They make something creative but limit it to Firefox? What kind of monsters are these??
That is actually pretty darn cool. If Nintendo would take the concept and polish it up I can imagine myself having a great time trying out the various angles in some of my favorite NES games.
Witchcraft...but...good...witchcraft...
I want to try this in case of it being removed by Nintendo or something.
@ZAZX Just because Bleem won in court doesn't make it right.
@GoomyLife same rason the HTML5 version of runescape didn't work on anything but chrome:
bowsers lack the needed crap for this stuff.
@amiiboacid “So far, about morals, I know only that what is moral is what you feel good after and what is immoral is what you feel bad after.” -Ernest Hemingway
Right and wrong is entirely of personal opinion. What is fact however, is that Bleem! is legal and so are emulators.
The games are aesthetically broken with 3D. You can imagine that a flat blue background in 2D is actually the far horizon, but in 3D, it's a poster-board background that's all too close.
@ZAZX Yeah, but it was also illegal for minorities to vote in the United States.
SMB 1, Mega Man and Castlevania looked really cool. Everything else looked atrocious.
"Try installing Firefox" but...that's what I am using!
how come the Mario game in 3d look more fun than NSMB on Wii U?
Wow, this is pretty darn cool! Can't wait to try Blaster Master in 3D after the emulator has had a few bugs worked out.
It already looks better than Nintendo's 3D Classics.
Reminds me of something i useto play back in school calld "Metroid Cubed" it was the 1st metroid game recreated to have a 3D look.

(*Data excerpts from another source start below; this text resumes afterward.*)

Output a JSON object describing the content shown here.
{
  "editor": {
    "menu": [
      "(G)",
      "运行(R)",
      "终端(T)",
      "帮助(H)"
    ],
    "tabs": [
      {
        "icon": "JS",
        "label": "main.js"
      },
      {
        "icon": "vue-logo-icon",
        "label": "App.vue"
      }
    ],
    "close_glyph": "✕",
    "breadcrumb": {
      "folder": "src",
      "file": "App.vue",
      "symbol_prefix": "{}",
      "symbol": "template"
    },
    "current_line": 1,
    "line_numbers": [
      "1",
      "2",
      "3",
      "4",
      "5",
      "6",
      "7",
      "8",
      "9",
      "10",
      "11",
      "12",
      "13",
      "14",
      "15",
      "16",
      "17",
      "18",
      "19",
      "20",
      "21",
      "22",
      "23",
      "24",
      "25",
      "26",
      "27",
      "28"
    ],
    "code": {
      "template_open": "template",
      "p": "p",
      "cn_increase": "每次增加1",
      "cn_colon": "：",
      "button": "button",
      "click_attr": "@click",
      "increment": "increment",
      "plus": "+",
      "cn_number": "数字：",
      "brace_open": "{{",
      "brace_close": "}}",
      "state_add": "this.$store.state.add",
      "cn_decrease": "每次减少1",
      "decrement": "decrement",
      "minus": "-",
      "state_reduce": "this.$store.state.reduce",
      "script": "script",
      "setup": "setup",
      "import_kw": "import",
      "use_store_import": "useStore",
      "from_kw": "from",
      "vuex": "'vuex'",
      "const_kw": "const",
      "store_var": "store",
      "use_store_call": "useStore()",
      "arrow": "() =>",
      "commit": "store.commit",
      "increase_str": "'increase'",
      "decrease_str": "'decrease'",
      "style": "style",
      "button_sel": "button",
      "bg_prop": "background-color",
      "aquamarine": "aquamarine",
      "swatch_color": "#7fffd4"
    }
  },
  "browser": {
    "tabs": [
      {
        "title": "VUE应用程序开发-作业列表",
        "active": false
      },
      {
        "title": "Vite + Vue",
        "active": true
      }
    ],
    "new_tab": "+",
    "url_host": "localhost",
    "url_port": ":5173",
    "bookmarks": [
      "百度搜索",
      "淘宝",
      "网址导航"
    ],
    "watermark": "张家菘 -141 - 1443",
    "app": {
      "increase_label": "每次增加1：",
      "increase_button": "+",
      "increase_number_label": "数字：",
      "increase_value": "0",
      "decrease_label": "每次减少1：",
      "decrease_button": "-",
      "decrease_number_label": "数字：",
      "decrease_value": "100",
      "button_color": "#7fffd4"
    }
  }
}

Is Urban Champion 3D on there? We can safely agree we need some of that in our lives!
@amiiboacid
And now it's not
Just like being legal doesn't make something right, it doesn't mean it's wrong either. Same with illegal.
Emulaters are neither good nor bad. Like guns, it's a tool, and can be used for good or bad. You can't condemn tool makers for what people do with them.
@khaosklub And what these people are doing is releasing property of Nintendo into the open.
@amiiboacid
From what I read, they are not. You need to have the rom yourself, and even those who use and share illegal roms, even then whether it's right or wrong is questionable.
What if you bought the game? What if the game is no longer available? What if your copy was destroyed? What if the game isn't available in your country?
Sure, some people want something for nothing. Some want to hurt certain companies... but what if someone who uses emulators to try a game they wouldn't normally and then decides to go out and buy all the games in the series?
Stores put nintendo's games out in the open, but nintendo makes money off of them. What about buying used games. That hurts nintendo financially and is probably worse that piracy, because someone is profitting directly from nintendo's loss.
Furthermore, nintendo makes emulators, cheap emulators, but emulators none-the-less. Emulators are not wrong, just the purpose of it.
Copyright and IP laws are to protect profit. Fair use is for cases that are not preventing the IP holder from profitting on the IP aside from maybe pointing out that the product is bad. So the case about it being wrong is dependant on money in terms of IP. Some businesses benefit from piracy, like microsoft and adobe, because it gets their product into more hands, making it more dominant in the professional market.
Not so black and white. The key question is "why is it wrong?".